Les facteurs climatiques dans la culture hors-sol

Pour réussir votre culture potagère en ville, il est indispensable de prendre en compte l’environnement dans lequel vous allez cultiver.

L’enchevêtrement d’immeubles, résultat d’époques successives de construction, modifie l’exposition naturelle au soleil, au vent et à la pluie, de sorte que l’on peut être exposé plein sud sans avoir de soleil. Ce n’est cependant pas véritablement un problème, à condition de s’adapter aux contraintes identifiées.

 

L’INFLUENCE DU CLIMATp36 évaporation + activité + conso eau

Le vent et le soleil intensifient la circulation de l’eau et l’activité des micro-organismes. Lors des périodes de fortes chaleurs, à condition d’avoir suffisamment d’eau et de nutriments la croissance des plantes est fulgurante. En revanche, un manque d’eau durant quelques heures peut avoir des conséquences néfastes, voire irrémédiables.

 

LE VENT

En observant la biodiversité végétale autour de l’espace dédié à la réalisation du potager, on parvient à déceler des indices pouvant nous orienter sur l’impact du vent. Il faut être attentif à la végétation environnante en essayant de s’inspirer de l’existant. Il est également important de demander à un voisin jardinier de partager son expérience. Dans le cas d’une exposition ventée, il faut dans la mesure du possible protéger la base des végétaux et sélectionner les variétés les moins sensibles. Les supports pouvant être déséquilibrés seront solidement fixés. Pour maintenir le port des tiges, les tuteurs préviennent efficacement les dommages possibles causés par le vent.

 

LA LUMIERE

Comme pour le vent, l’observation de l’entourage immédiat ainsi qu’un temps d’échange avec des voisins fournit de nombreuses informations. Un environnement minéralisé reflète la lumière et propage la chaleur. On peut tirer parti de cette contrainte pour cultiver des variétés nécessitant plus de chaleur et envisager, par exemple, une culture d’aromatiques exposée plein nord. Il est difficile d’estimer précisément les besoins en lumière d’une plante dans de telles conditions.
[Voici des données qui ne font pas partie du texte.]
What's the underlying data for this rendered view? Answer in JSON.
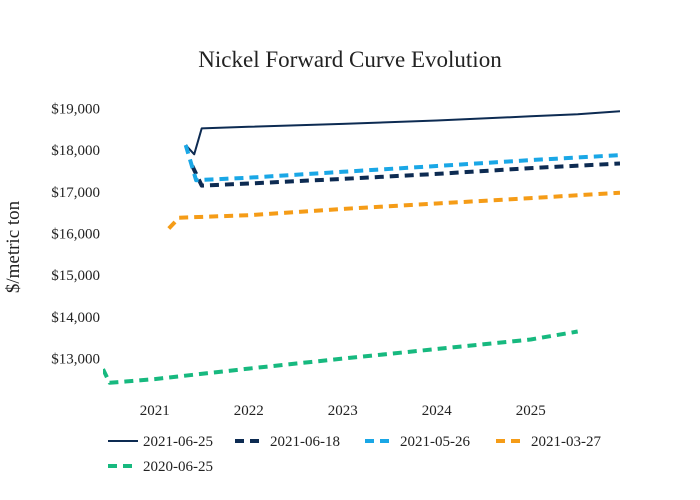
{
  "chart_data": {
    "type": "line",
    "title": "Nickel Forward Curve Evolution",
    "xlabel": "",
    "ylabel": "$/metric ton",
    "x_range": [
      2020.45,
      2025.95
    ],
    "ylim": [
      12200,
      19250
    ],
    "x_ticks": [
      {
        "value": 2021,
        "label": "2021"
      },
      {
        "value": 2022,
        "label": "2022"
      },
      {
        "value": 2023,
        "label": "2023"
      },
      {
        "value": 2024,
        "label": "2024"
      },
      {
        "value": 2025,
        "label": "2025"
      }
    ],
    "y_ticks": [
      {
        "value": 13000,
        "label": "$13,000"
      },
      {
        "value": 14000,
        "label": "$14,000"
      },
      {
        "value": 15000,
        "label": "$15,000"
      },
      {
        "value": 16000,
        "label": "$16,000"
      },
      {
        "value": 17000,
        "label": "$17,000"
      },
      {
        "value": 18000,
        "label": "$18,000"
      },
      {
        "value": 19000,
        "label": "$19,000"
      }
    ],
    "grid": false,
    "legend_position": "bottom",
    "series": [
      {
        "name": "2021-06-25",
        "color": "#0d2b52",
        "dash": "solid",
        "points": [
          [
            2021.33,
            18120
          ],
          [
            2021.42,
            17900
          ],
          [
            2021.5,
            18520
          ],
          [
            2022.0,
            18560
          ],
          [
            2023.0,
            18630
          ],
          [
            2024.0,
            18710
          ],
          [
            2025.0,
            18810
          ],
          [
            2025.5,
            18860
          ],
          [
            2025.95,
            18930
          ]
        ]
      },
      {
        "name": "2021-06-18",
        "color": "#0d2b52",
        "dash": "dash",
        "points": [
          [
            2021.4,
            17620
          ],
          [
            2021.5,
            17150
          ],
          [
            2022.0,
            17200
          ],
          [
            2023.0,
            17310
          ],
          [
            2024.0,
            17430
          ],
          [
            2025.0,
            17570
          ],
          [
            2025.95,
            17680
          ]
        ]
      },
      {
        "name": "2021-05-26",
        "color": "#1aa7e6",
        "dash": "dash",
        "points": [
          [
            2021.33,
            18120
          ],
          [
            2021.44,
            17280
          ],
          [
            2022.0,
            17340
          ],
          [
            2023.0,
            17480
          ],
          [
            2024.0,
            17620
          ],
          [
            2025.0,
            17760
          ],
          [
            2025.95,
            17880
          ]
        ]
      },
      {
        "name": "2021-03-27",
        "color": "#f59c17",
        "dash": "dash",
        "points": [
          [
            2021.15,
            16120
          ],
          [
            2021.26,
            16380
          ],
          [
            2022.0,
            16440
          ],
          [
            2023.0,
            16590
          ],
          [
            2024.0,
            16720
          ],
          [
            2025.0,
            16850
          ],
          [
            2025.95,
            16980
          ]
        ]
      },
      {
        "name": "2020-06-25",
        "color": "#17b97f",
        "dash": "dash",
        "points": [
          [
            2020.45,
            12750
          ],
          [
            2020.52,
            12420
          ],
          [
            2021.0,
            12510
          ],
          [
            2022.0,
            12760
          ],
          [
            2023.0,
            13000
          ],
          [
            2024.0,
            13230
          ],
          [
            2025.0,
            13460
          ],
          [
            2025.5,
            13650
          ]
        ]
      }
    ]
  }
}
Le plus souvent, une forte luminosité suffit amplement à assurer
son développement.

 

LA TEMPERATURE

Les fortes chaleurs estivales s’abattent pendant de longues périodes dans certaines régions, c’est un moment redouté par tous les jardiniers. La consommation d’eau est intensifiée par l’air sec qui exerce une succion importante sur l’eau circulant dans la plante. Celle-ci est fragilisée et résiste moins bien aux agressions.
En maintenant un flux constant d’apports de solution nutritive, on soutient la croissance et on limite considérablement les dommages causés par les champignons et les ravageurs. La température élevée d’une solution nutritive favorise le développement de certains micro-organismes qui peuvent endommager le système racinaire. Pour prévenir ce risque, il suffit d’installer les réserves de solutions nutritives à l’abri des rayons du soleil.

 

LA PLUIE

La pluie Il n’est pas nécessaire de protéger les plantes de la pluie, au contraire elle nettoie les feuilles des dépôts de poussières et limite le développement de certains ravageurs comme les acariens. La collecte des eaux de pluies, lorsqu’elle est possible, est à exploiter. Vous disposez ainsi d’une réserve d’eau déminéralisée utile pour simuler des rosées, une à deux fois par semaine. Cette ressource peut aussi être employée avantageusement pour la préparation des solutions nutritives.

 

ASTUCE

Sur un balcon, il est préférable de placer les pots à l’abri du vent. La proximité d’un autre immeuble crée parfois un corridor où le vent s’engouffre violemment, provoquant une augmentation de la consommation d’eau et la détérioration des feuilles les plus brassées.